Quintetto Nigra, una cantada dal Piemonte
Il ritorno della polifonia piemontese del Quintetto Nigra, tra l'opera e "Bella Ciao"
Da diversi anni mancavano segnali discografici nuovi dal Quintetto Nigra, il gruppo piemontese specializzato in raffinate polifonie che prende il nome da Costantino Nigra, il canavesano diplomatico e statista risorgimentale, capo di Gabinetto di Cavour che tutti gli appassionati di musica tradizionale italiana, in ogni sua diramazione, associano quasi automaticamente una fondamentale raccolta di canti raccolti in volume, e salvati dunque dalla scomparsa.
Non che l’assenza dai negozi e dalle piattaforme digitali abbia significato per il Quintetto Nigra uguale latitanza dalle occasioni concertistiche: queste ultime, invece, si sono invece moltiplicate. E ora sbocciano in un’altra preziosa raccolta che, al solito, tratta il materiale d’origine dei canti con l’attitudine che chi conosce il Quintetto immediatamente riconosce: un bel misto tra scrupolo filologico ed eclettismo spinto. Bel modo, dunque, unitamente alla maestria nel canto polifonico, per tenere viva musica che hanno oggettive difficoltà a sopravvivere nella conoscenza.
Segnaliamo innanzitutto che qui, in Cantada (il titolo arriva da un bell’omaggio di parole tributato al gruppo dal poeta dialettale piemontese Carlin Porta) le voci di Maria Teresa Nesci, Maria Adelaide Negrin, Giulia Marasso, Devis Longo e Lorenzo Cescotti cantano in francese, francese delle valli valdesi e occitane, piemontese delle Valli di Trino, di Alessandria, delle Langhe, lombardo milanese, occitano. L’elenco non è occasione di pignoleria: serve per far immediatamente apprezzare un ventaglio di soluzioni foniche che, all’orecchio, costruiscono un arazzo sonoro policromo e decisamente affascinante.
Segnaliamo poi, in un disco che tocca molto spesso punte d’eccellenza, il "Tris di maggi", in cui vengono messi a confronto tre diverse versioni di canti del maggio, e l’ottima idea di accostare la "Bella Ciao" delle mondine a quella diventata canto dei partigiani.
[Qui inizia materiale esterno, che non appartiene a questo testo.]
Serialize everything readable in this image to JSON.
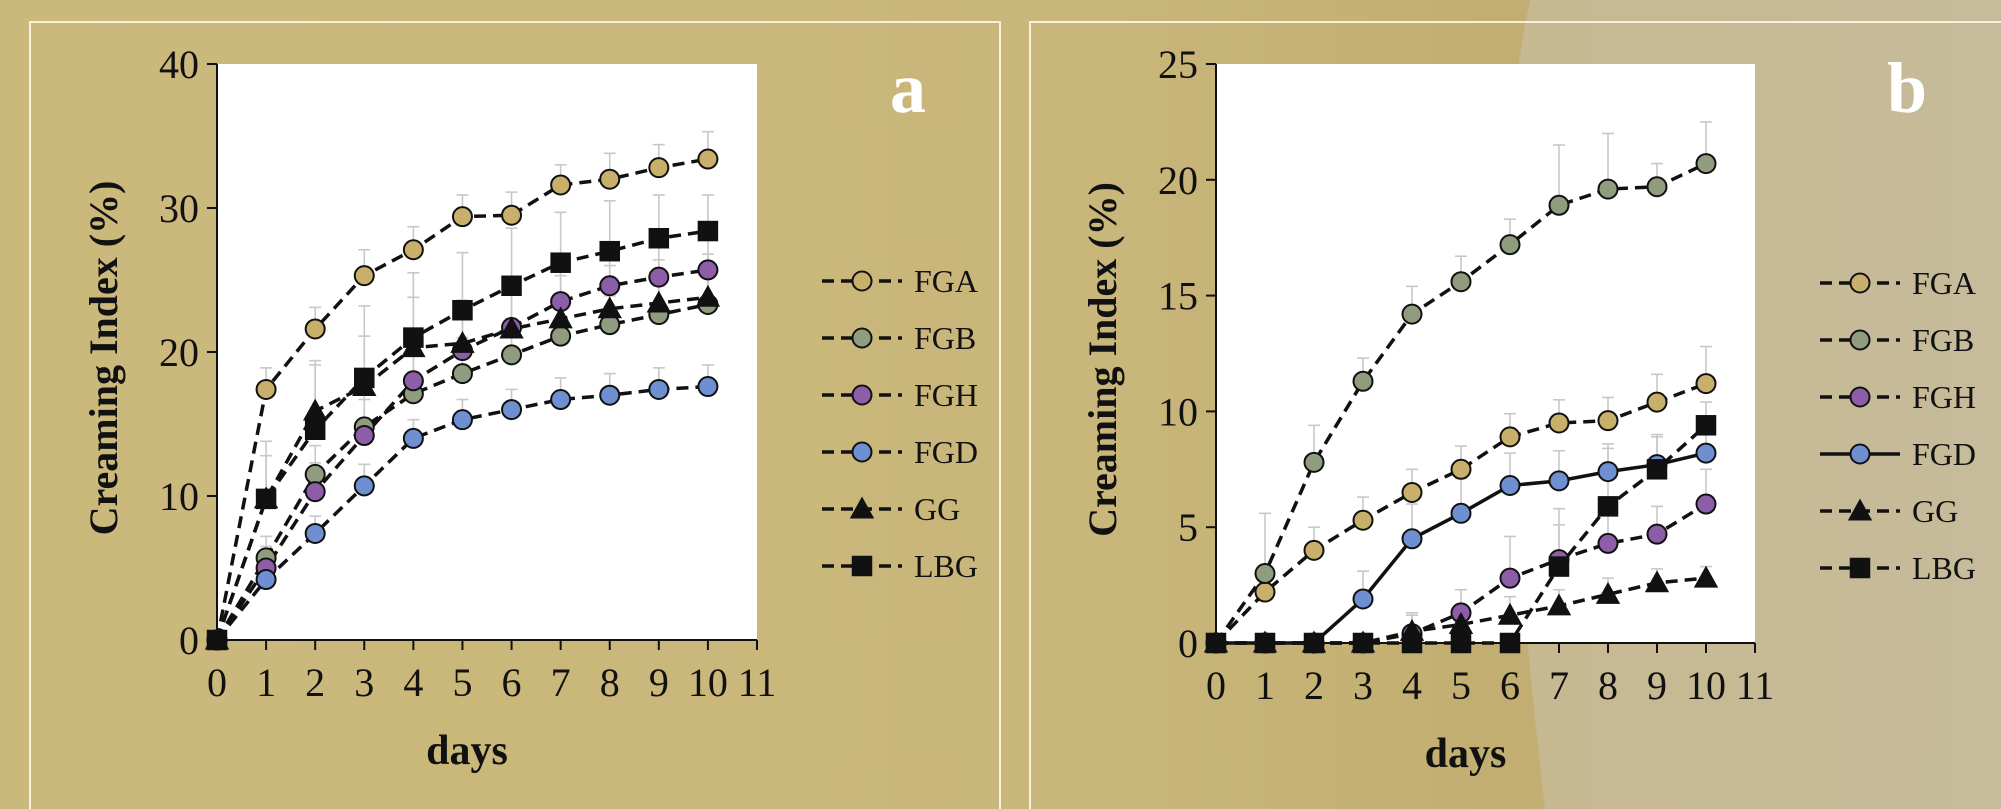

In "La magna Danda", l’incastro polifonico prevede, per una storia paradossale, iperbolica ed assai allegra, inserti e citazioni da Traviata, Rigoletto e Barbiere di Siviglia, "Ca da rat", invece, offre il destro per volgere il valzerino originale di Francesco Saettone in filante swing d’antan. Tra i brani, frequenti inserti parlati a complemento che chi mastica un po’ di piemontese apprezzerà più compiutamente.